Повернулся кругом и медленно побрел в сторону своей больнички. Тусклое серое небо сыпало снежной крупой, которая предвещала скорый приход очередной зимы. И кто знает, скольких еще зим. И все же у моего друга был повод для лучшего, чем обычно, настроения. У него было такое чувство, будто во имя добра ему удалось одержать победу над злом. Какая победа над злом? Что я плету? Вряд ли ему приходили в голову столь возвышенные мысли. Это попахивало бы литературщиной. Просто он выполнил свой долг как умел и подумать мог только одно: удалось выиграть схватку за жизнь человека. Вот, пожалуй, и все. Но Мечислав наверняка не отдавал себе отчета в том, что его поступок – нечто большее, чем просто бескорыстная помощь одного человека другому, что поступок этот гораздо чище и благородней многих других добрых поступков, поскольку совершен вдалеке от родной страны, от дома и друзей. Словно бы на борту затерявшегося в океанских просторах корабля, который, быть может, обречен и вскоре вместе со всей командой пойдет ко дну. И под высоким небом, в тысячах милях от берега не спасется ни один человек, который мог бы об этом рассказать.

Моя мама лжет
(перев. И. Подчищаева, 2002 г.)

Ужинать кончили давно, но на столе был беспорядок: тарелки с недоеденным ризотто стояли вперемешку с кружками недопитого чая и деревянными подносами с остатками хлеба.
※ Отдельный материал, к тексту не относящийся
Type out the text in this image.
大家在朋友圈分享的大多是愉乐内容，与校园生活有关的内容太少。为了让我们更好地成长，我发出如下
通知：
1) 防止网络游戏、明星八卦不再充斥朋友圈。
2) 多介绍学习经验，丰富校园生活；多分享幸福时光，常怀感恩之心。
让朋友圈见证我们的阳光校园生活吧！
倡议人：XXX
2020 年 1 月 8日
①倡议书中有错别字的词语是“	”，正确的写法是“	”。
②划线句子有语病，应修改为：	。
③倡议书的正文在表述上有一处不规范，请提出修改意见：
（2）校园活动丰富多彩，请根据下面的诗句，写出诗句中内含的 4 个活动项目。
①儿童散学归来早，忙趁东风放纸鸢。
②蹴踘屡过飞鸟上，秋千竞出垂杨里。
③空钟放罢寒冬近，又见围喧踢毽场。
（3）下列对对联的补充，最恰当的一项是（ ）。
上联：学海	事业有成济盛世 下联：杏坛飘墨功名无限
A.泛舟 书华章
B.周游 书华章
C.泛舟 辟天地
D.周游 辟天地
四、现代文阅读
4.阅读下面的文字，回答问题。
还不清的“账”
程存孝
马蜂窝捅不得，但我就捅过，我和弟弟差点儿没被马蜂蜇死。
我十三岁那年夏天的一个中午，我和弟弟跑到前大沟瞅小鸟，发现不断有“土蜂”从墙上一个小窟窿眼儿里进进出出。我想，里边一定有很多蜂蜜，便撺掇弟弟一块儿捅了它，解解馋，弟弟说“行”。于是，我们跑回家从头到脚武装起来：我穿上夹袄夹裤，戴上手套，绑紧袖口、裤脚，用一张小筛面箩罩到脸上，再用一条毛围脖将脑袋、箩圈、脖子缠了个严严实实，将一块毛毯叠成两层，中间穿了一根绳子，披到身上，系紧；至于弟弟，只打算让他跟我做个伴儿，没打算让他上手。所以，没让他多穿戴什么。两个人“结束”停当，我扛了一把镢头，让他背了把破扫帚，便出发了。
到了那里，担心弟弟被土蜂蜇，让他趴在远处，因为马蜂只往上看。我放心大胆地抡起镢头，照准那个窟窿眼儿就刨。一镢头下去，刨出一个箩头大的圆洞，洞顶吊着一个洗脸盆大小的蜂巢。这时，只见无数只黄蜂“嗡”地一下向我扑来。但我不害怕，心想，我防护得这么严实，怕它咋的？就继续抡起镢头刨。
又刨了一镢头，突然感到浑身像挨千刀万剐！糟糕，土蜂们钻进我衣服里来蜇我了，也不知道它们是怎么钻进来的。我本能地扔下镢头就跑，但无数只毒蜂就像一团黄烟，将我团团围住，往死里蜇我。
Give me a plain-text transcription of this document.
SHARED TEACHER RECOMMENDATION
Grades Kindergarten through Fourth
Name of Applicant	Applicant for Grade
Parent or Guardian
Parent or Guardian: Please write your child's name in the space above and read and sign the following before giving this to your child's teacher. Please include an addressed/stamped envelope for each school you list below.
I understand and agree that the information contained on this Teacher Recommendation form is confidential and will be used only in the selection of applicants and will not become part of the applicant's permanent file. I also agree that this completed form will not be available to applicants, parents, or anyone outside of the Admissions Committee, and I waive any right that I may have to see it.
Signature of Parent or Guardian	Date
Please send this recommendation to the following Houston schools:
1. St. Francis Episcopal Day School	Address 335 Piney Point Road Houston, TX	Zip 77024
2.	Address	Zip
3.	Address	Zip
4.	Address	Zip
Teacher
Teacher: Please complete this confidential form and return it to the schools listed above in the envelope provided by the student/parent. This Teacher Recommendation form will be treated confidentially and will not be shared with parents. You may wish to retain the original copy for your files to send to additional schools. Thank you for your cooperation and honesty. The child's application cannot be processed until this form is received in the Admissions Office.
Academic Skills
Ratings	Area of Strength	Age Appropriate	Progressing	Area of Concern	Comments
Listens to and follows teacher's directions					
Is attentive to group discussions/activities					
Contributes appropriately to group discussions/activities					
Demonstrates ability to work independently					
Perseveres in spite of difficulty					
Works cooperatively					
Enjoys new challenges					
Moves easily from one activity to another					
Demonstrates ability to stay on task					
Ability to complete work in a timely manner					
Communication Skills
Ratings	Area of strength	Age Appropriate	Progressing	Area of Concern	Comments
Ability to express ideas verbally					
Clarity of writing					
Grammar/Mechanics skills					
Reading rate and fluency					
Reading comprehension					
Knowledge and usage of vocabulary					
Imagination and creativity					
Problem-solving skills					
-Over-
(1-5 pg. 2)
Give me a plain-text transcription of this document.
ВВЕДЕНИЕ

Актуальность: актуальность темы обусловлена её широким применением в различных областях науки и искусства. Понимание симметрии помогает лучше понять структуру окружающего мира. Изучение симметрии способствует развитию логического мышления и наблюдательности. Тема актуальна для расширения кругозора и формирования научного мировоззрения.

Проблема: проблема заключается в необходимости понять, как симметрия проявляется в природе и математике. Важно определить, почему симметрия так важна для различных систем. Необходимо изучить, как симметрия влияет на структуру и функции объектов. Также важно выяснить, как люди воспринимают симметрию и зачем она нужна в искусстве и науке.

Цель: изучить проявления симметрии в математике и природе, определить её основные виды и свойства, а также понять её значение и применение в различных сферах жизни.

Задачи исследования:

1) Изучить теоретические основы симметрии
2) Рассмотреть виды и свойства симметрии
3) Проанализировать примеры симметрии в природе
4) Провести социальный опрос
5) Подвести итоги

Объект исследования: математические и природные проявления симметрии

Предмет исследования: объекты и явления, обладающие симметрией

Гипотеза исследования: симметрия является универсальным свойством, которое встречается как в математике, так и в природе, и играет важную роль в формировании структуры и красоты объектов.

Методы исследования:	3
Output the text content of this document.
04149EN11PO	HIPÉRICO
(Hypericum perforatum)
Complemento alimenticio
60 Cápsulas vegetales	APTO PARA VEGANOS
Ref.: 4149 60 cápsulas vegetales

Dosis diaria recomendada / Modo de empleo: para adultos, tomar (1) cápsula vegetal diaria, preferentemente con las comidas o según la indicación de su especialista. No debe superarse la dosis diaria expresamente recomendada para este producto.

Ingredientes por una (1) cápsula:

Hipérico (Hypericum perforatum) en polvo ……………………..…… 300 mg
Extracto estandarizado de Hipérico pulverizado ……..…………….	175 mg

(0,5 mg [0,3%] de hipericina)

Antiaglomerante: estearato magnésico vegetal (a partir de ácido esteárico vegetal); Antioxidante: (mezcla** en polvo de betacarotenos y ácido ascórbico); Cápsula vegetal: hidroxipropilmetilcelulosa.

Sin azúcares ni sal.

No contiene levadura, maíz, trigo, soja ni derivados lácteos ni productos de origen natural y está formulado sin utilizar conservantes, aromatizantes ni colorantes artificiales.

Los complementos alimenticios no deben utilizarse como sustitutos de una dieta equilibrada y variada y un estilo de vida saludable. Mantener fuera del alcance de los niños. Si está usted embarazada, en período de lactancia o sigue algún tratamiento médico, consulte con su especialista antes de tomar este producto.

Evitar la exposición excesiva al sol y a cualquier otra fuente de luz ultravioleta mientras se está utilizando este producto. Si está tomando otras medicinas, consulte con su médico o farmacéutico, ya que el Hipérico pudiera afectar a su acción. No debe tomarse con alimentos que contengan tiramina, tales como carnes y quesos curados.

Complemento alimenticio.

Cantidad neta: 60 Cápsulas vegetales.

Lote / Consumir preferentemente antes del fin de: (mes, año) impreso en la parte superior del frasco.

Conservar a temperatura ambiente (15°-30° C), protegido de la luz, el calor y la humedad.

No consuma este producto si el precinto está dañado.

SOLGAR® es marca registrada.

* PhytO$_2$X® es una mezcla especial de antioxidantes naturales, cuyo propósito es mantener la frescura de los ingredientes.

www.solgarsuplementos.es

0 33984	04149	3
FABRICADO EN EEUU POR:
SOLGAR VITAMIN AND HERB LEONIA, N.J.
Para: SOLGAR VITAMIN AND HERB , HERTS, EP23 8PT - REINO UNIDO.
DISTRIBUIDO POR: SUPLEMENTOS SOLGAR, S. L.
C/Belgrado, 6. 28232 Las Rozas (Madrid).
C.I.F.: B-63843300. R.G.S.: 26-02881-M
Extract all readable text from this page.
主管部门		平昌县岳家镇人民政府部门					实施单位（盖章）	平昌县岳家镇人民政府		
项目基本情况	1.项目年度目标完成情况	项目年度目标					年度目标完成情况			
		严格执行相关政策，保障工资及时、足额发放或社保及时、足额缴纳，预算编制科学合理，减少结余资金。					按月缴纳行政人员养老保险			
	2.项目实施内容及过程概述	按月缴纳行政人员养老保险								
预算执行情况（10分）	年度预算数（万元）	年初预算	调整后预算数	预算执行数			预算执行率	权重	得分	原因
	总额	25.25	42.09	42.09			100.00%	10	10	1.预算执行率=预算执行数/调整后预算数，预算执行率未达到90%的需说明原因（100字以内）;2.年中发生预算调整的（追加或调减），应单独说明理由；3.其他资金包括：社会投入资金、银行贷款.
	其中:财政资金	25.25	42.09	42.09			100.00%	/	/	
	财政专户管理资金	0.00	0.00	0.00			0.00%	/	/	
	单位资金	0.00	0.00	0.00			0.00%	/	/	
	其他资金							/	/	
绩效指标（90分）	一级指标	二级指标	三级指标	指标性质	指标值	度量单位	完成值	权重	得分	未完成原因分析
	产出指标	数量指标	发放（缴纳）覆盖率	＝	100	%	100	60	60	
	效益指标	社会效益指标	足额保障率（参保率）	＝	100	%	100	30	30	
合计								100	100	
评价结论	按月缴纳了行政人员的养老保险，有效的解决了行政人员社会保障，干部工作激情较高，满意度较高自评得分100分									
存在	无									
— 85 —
Женщины сидели за столом, кто писал письма, кто читал, одна накручивала волосы на папильотки. С веранды доносились приглушенные мужские голоса. Разговаривали двое. Вдруг кто-то из мужчин засмеялся, потом все стихло, вероятно, один из них ушел. Дверь приоткрылась, и в барак просунулась голова старшины:

– Напоминаю, капралу Филипович заступать на дежурство!

– Так точно! – продолжая лежать, откликнулась моя мама. Подняла к глазам руку с часами на запястье, опустила на грудь. Поглядела на свои закинутые на железную спинку кровати ноги, покачала ступней в высоком шнурованном ботинке, но пока не вставала. Из радиоприемника волнами наплывала музыка, временами едва слышная. Ее поглощала пустыня, море мелкого сыпучего песка, простиравшееся на многие километры вокруг лагеря.

– На моих без десяти семь, – сказала читавшая книгу молодая женщина.

– А у меня – еще только без двенадцати, – отозвалась накручивавшая волосы. В зеркальце она могла видеть не только свое лицо, но и противоположную стену, мою маму на кровати и даже входную дверь. Сидевшая в дальнем конце длинного стола женщина, самая старшая по возрасту и по званию, продолжая беззвучно шевелить губами, подняла голову от молитвенника и сказала:

– Люцинка, ну-ка настрой получше радио – узнаем точное время.

Старшая по званию и молясь была начеку. Она знала, что из-за разницы мнений относительно того, сколько минут осталось до семи, в любой момент может разгореться вполне серьезный конфликт. Она даже предвидела, в каком месте он может вспыхнуть: там, где с недавних пор и непонятно, кстати, по каким причинам в отношениях возникла самая большая напряженность – между моей мамой и той, которая сейчас сидела перед зеркалом.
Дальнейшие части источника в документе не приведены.